Another movement adherent, Markese D. Lampley, in early 2020 allegedly “shot and killed a restaurant manager” in Pennsylvania in a robbery attempt and asserted in court that state authorities “had no jurisdiction over him.” The Post did not report that, after insisting he serve as his own defense attorney, Lampley was found guilty of second-degree murder and 14 additional criminal counts July 2 and now faces life in prison without parole when he’s sentenced in August. And according to the ADL, other adherents have shot at police after routine traffic stops.
Yet the Post story paraphrases a seemingly ambivalent, almost reassuring ADL spokesman saying the Moorish Sovereign Citizens movement “has not usually been associated with paramilitary activity.” Would the ADL, SPLC or Post editorial board remain so calm and openminded about a bunch of white guys “carrying rifles and handguns” and “wearing camouflage jackets, bullet-proof vests and body cameras”? How about Christopher Wray’s FBI?
As for Director Wray’s FBI the answer almost certainly is “no.” How do we know that? Because just a few pages later in that same July 4 Post, readers learned that the “FBI launches flurry of arrests over attacks on journalists during Jan. 6 riot,” [A8]. Reporter Devlin Barrett explained that, even though “[t]here is no federal law against attacking a journalist . . . the Justice Department has charged those who went after reporters or their gear . . . with committing violence in the restricted grounds of the Capitol, or destroying property on the Capitol grounds.”

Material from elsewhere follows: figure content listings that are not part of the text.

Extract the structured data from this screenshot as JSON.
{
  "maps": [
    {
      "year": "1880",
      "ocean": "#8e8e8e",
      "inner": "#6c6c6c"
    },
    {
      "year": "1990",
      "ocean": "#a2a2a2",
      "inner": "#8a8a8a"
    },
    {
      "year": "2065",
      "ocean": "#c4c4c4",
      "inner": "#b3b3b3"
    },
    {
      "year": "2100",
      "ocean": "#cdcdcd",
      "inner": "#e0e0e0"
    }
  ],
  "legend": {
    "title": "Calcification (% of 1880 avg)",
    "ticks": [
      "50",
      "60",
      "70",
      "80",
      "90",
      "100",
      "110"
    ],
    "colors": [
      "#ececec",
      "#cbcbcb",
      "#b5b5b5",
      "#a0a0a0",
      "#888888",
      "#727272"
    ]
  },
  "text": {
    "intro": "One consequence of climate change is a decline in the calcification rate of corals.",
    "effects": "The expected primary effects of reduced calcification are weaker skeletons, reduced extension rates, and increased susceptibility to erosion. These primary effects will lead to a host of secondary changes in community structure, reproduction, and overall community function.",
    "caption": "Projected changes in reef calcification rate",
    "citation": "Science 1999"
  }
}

Such a sweet gesture by federal law enforcement will surely help its budding white-folks-are-horrible romance with progressive media blossom all the more.
Meanwhile, the feds have not, at least according to subsequent Post reporting, shown any interest in prosecuting the Moorish Sovereign Citizens who closed down an Interstate with guns on a holiday weekend. That prosecution for unlawful possession of firearms and ammunition is being left to the Middlesex District Attorney’s Office in Woburn, Massachusetts.